2. chitinase gene in the present invention, can be real because the codon-bias according to Pichia pastoris is optimized Efficient secretory expression in present Pichia pastoris.Through determination of activity and conversion, 1mL crude enzyme liquids (containing 0.18mg zymoproteins) can be complete 0.5g chitosans are hydrolyzed, and that commodity papain is then 20mg to application amount.Therefore, compared with commodity papain, The chitinase efficiency of secreting, expressing of the present invention is improved more than 100 times, and there is replacement existing goods enzyme to prepare shell widow for scale The huge applications potentiality of sugar.
Brief description of the drawings
Fig. 1 is the recombinant expression carrier cpchi19-pGBG1 and its digestion products gel electrophoresis figure in the embodiment of the present invention Spectrum.
Fig. 2 is the Pichia yeast engineering fermented liquid supernatant of the chitinase gene containing papaya in the embodiment of the present invention SDS-PAGE collection of illustrative plates, wherein, arrow meaning is target product.
Fig. 3 is the MALDI-TOF mass spectrograms of chitosan oligosaccharide COS-62-CPCHI19 in the embodiment of the present invention.
Embodiment
Technical scheme is described in detail with reference to embodiment.The reagent and biomaterial used below If not otherwise specified, it is commercially produced product.Unreceipted actual conditions person in embodiment, suggest according to normal condition or manufacturer Condition carry out.
The codon optimization of the chitinase gene of embodiment 1 and full genome synthesis
On the premise of amino acid sequence is not changed, using the preference codon of Pichia pastoris, engineer's papaya Chitinase (GH19 families) (as shown in sequence SEQ ID NO.1, GenBank accession number:3CQL_A) Encoding gene, specific nucleotide sequence are shown in SEQ ID NO.2.Nucleotide sequence after optimization is with deriving from radish (Raphanus Sativus) potential chitinase coding gene sequence (as shown in sequence SEQ ID NO.3, GenBank accession number:XM_018582027.1) homology highest, it is 72%.Gene order student on commission work after optimization carries out fully synthetic, conjunction Gene order into acquisition is named as chitinase gene cpchi19.
The chitinase gene cpchi19 of embodiment 2 expression vector establishment
The cloning vector containing chitinase gene cpchi19 is entered first by restriction enzyme Xho I and Not I Row double digestion, target gene fragment is obtained, while double digestion, recovery are carried out to expression vector pGBG1 using identical restriction endonuclease Large fragment.Two recovery products are attached, and are obtained recombinant vector, are named as cpchi19-pGBG1.To determine target chitin Enzyme gene is had been built up into carrier, and we carry out double digestion using Xho I/Not I and Bgl II to the recombinant vector respectively And single endonuclease digestion, and row agarose gel electrophoresis are entered to product, as a result as shown in Figure 1:After double digestion, in 750bp and 1000bp Between there is target gene fragment, be consistent with cpchi19 fragment 765bp;After Bgl II digestions, occur expected two Individual fragment, it is followed successively by the large fragment containing target gene and the small fragment containing resistant gene.

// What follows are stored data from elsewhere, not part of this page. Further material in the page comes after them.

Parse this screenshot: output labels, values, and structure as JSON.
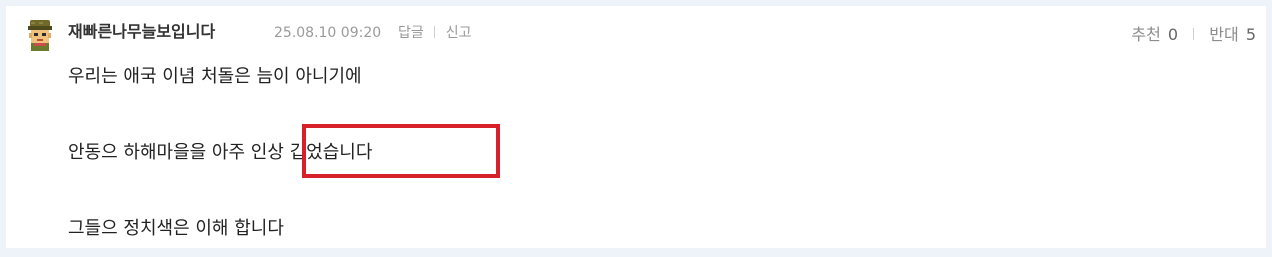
{
  "comment": {
    "author": "재빠른나무늘보입니다",
    "date": "25.08.10 09:20",
    "actions": {
      "reply": "답글",
      "report": "신고"
    },
    "votes": {
      "up_label": "추천",
      "up_count": "0",
      "down_label": "반대",
      "down_count": "5"
    },
    "lines": [
      "우리는 애국 이념 처돌은 늠이 아니기에",
      "안동으 하해마을을 아주 인상 깁었습니다",
      "그들으 정치색은 이해 합니다"
    ]
  },
  "colors": {
    "page_bg": "#eef2f9",
    "card_bg": "#ffffff",
    "highlight": "#d8202a"
  },
  "icons": {
    "avatar": "soldier-avatar-icon"
  }
}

It is prepared by the screening of the chitinase Pichia yeast engineering of embodiment 3 and chitinase
By the recombinant plasmid cpchi19-pGBG1 of acquisition after restriction enzyme BglII linearisations, gel electrophoresis separation And the nucleotide fragments (larger fragment as shown in Figure 2) containing target gene are cut, electric shock imports Pichia pastoris GS115 In, it will be laid in by the recon for screening to obtain on histidine auxotrophy MD flat boards containing colloid chitosan (0.5%) Cultivated on BMMY agar plates, therefrom filter out the maximum monoclonal bacterial strain of hydrolysis circle.By the monoclonal bacterial strain of screening Single bacterium colony is inoculated in 200mL BMGY culture mediums, is cultivated 48 hours under 30 DEG C and 250rpm, and supernatant is abandoned in centrifugation, adds equivalent BMMY carries out induced expression.Added after 24h methanol to its final concentration of 1%, add once every 24h, induce altogether later Centrifuged after 120h, supernatant is the crude enzyme liquid containing chitinase (being designated as chitinase CPCHI19).Examined using SDS-PAGE Protein expression situation is surveyed, its result is as shown in Figure 2.Protein concentration in Bradford methods measure crude enzyme liquid is 0.18mg/mL; It is 0.32U/mL that DNS methods, which determine its specific enzyme activity,.Above-mentioned MD agar plates, BMMY agar plates, BMGY culture mediums, BMMY cultures Base is the culture medium that yeast expression system is commonly used, and can directly buy or be prepared according to existing literature technology.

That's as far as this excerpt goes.